Welcome to the terminal.
  1. Add the referenced markdown files (e.g., experience.md, contact.md) in the same folder.

PDF Generation

You can generate a PDF version of a CV using the gen-pdf script. It will include the text from introduction.md at the top; separate pdf-intro.md files are no longer required.

npm run gen-pdf <name> [-- --theme <theme-name>]
  • <name>: The name of the human.
  • --theme <theme-name>: (Optional) Specify a theme. Defaults to vintage.

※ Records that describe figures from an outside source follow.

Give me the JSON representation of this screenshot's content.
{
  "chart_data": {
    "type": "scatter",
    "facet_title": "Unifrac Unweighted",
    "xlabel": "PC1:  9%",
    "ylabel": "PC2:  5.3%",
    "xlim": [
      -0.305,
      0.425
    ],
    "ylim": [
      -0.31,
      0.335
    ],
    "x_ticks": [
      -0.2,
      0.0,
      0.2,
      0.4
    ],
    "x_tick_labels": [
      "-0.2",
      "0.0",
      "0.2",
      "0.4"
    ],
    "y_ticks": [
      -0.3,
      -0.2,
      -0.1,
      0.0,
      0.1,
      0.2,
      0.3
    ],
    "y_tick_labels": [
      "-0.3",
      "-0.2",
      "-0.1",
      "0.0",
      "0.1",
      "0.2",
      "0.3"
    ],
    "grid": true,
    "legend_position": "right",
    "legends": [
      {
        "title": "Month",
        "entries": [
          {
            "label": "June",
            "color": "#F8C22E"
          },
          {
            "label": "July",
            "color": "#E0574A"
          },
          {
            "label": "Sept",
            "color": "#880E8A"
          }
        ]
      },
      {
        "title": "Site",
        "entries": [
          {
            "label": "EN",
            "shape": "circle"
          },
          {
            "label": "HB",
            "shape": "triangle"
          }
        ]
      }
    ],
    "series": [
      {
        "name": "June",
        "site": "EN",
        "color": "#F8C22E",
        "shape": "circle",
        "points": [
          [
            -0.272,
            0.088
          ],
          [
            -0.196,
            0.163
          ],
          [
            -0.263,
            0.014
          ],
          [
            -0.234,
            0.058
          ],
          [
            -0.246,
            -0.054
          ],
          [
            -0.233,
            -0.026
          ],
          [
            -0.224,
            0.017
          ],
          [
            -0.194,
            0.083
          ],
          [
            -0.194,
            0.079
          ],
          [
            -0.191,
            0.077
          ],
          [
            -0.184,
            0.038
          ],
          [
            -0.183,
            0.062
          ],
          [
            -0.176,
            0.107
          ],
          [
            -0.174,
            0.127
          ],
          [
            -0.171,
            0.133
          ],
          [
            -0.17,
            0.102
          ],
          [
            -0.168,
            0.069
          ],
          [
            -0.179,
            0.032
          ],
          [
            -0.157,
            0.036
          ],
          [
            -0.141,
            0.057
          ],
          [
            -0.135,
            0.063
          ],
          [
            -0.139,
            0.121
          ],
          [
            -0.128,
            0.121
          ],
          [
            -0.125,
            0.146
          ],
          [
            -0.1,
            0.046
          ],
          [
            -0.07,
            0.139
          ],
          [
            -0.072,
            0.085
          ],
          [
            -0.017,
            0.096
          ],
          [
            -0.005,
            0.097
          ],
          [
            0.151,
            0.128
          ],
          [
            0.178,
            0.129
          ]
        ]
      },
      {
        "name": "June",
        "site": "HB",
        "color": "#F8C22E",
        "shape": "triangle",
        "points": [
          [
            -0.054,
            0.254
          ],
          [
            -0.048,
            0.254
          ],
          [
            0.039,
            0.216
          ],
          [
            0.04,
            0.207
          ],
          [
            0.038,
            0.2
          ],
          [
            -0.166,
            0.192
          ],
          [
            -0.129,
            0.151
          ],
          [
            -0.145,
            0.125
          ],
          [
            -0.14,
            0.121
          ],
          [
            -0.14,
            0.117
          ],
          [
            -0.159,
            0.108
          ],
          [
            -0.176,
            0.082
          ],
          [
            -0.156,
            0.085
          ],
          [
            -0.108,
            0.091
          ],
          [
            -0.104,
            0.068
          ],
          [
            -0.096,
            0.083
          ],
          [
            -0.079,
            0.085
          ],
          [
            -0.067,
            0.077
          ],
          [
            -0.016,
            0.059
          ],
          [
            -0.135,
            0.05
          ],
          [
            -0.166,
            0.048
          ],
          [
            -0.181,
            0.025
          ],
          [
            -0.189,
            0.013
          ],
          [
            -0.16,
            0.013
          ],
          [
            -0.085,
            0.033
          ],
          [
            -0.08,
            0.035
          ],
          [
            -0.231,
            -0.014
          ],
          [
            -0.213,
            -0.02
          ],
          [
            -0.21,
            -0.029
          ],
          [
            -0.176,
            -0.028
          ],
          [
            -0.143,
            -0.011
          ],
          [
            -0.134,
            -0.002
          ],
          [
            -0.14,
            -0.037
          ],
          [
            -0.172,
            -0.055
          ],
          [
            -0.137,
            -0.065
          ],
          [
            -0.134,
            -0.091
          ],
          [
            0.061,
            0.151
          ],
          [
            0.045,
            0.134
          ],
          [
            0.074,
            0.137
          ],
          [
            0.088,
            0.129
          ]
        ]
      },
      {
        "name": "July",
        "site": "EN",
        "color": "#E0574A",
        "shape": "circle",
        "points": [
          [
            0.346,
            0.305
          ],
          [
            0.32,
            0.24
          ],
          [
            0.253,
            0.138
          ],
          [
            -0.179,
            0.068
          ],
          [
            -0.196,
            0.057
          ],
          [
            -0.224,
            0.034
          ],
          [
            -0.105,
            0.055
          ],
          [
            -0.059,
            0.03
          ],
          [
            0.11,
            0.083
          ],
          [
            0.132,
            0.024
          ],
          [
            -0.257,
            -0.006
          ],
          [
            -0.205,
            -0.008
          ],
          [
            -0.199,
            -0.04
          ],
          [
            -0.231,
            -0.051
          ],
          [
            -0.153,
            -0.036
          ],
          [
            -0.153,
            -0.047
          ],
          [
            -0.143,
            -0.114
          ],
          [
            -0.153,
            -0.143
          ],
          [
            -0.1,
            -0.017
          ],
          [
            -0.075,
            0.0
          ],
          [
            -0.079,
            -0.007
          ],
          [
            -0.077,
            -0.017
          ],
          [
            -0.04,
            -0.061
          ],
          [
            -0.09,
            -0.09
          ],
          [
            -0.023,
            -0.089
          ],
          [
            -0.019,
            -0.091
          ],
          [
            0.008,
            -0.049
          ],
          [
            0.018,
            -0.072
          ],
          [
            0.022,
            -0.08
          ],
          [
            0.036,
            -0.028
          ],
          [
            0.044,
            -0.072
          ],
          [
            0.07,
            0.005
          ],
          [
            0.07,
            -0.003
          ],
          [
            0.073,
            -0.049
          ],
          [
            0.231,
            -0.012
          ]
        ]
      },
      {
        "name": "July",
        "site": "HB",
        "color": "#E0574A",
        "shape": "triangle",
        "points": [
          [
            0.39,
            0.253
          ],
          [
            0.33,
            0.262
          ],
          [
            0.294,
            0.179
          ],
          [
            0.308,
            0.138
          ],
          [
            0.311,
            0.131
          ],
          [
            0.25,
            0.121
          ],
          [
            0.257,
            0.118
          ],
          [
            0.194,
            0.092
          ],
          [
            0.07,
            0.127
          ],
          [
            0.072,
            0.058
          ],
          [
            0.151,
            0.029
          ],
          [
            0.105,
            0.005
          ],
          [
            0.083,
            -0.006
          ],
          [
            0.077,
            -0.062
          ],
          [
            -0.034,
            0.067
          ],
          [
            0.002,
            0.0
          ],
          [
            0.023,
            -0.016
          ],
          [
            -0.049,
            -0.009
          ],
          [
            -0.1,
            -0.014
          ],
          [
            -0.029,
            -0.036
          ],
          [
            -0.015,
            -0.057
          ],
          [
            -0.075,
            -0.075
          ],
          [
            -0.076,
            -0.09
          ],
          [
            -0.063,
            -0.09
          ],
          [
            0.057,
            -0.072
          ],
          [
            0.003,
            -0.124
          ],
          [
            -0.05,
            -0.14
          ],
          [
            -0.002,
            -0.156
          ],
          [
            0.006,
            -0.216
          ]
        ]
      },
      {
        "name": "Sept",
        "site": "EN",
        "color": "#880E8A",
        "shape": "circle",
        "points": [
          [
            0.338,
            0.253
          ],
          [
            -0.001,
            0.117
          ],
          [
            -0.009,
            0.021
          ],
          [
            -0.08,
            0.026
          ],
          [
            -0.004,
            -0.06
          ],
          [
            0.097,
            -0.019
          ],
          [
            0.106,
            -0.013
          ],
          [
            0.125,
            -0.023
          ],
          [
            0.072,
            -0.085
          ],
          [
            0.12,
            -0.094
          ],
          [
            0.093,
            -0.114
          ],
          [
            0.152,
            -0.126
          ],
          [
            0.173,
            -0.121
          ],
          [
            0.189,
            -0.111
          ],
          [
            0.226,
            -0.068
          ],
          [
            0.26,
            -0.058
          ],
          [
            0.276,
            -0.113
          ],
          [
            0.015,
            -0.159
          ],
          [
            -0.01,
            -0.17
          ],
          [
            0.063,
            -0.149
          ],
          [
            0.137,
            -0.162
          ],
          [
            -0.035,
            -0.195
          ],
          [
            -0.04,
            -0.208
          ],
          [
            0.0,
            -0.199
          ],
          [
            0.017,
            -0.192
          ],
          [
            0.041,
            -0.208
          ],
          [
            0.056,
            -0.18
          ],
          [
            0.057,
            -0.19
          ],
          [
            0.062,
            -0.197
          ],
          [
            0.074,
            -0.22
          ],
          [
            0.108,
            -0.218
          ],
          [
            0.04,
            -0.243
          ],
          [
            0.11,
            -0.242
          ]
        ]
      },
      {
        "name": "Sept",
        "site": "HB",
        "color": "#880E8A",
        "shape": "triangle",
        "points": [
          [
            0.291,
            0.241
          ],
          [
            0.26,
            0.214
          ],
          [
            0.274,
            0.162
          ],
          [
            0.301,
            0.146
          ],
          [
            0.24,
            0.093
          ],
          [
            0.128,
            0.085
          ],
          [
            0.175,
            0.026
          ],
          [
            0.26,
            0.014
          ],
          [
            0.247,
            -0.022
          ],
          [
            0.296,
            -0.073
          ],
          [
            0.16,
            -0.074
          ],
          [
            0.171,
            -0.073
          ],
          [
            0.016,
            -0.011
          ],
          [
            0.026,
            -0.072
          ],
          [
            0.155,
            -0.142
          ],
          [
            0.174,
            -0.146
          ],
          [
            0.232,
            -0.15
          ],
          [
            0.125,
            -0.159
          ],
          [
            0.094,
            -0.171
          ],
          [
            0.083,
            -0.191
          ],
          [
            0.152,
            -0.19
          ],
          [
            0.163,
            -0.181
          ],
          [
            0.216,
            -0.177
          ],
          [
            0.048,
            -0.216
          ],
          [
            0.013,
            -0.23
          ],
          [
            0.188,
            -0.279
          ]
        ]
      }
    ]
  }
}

A companion utility, gen-json, will export the same CV content as a plain JSON file (frontmatter plus markdown body). It ignores any UI/menu fields so you can consume it from other tools.

npm run gen-json <name> [-- --all]

Available themes:

  • vintage
  • terminal

Each theme supports a handful of CSS variables you can tweak in styles/themes/<theme>/base.css. A new variable --list-item-spacing controls vertical distance between <li> elements (default 1 mm), so PDFs render without excessive gaps.

Example:

# Generate a PDF for <name> with the 'terminal' theme
  npm run gen-pdf <name> -- --theme terminal

NPM Publishing & Versioning Guide

We use Semantic Versioning (SemVer) to manage releases. Instead of manually editing package.json, use the following automated workflow to ensure the repository tags and the NPM registry remain perfectly in sync.

1. Semantic Versioning Commands

Decide which part of the version number ($X.Y.Z$) to increment based on your changes:

| Command | Result | Use Case | | :------------------ | :------------------ | :-------------------------------------------------------------------- | | npm version patch | 0.0.x0.0.x+1 | Bug fixes, style tweaks, or minor text updates. | | npm version minor | 0.x.00.x+1.0 | New features (e.g., a new PDF theme) that are backward-compatible. | | npm version major | x.0.0x+1.0.0 | Breaking changes (e.g., changing the data tape structure or CLI API). |

Note: These commands automatically update package.json and package-lock.json, create a git commit, and generate a git tag.

Example:

npm version patch -m "Release v%s: Fixed header spacing and updated blah theme"

2. Sync to GitHub (with tags)

git push origin main --follow-tags

3. Publish to npm

npm login
npm publish

5. Finalize GitHub Release

Go to the Releases tab on GitHub.

Click Draft a new release.

Select the Tag you just pushed (e.g., v0.0.6).

Click Generate release notes to automatically pull in your commit history.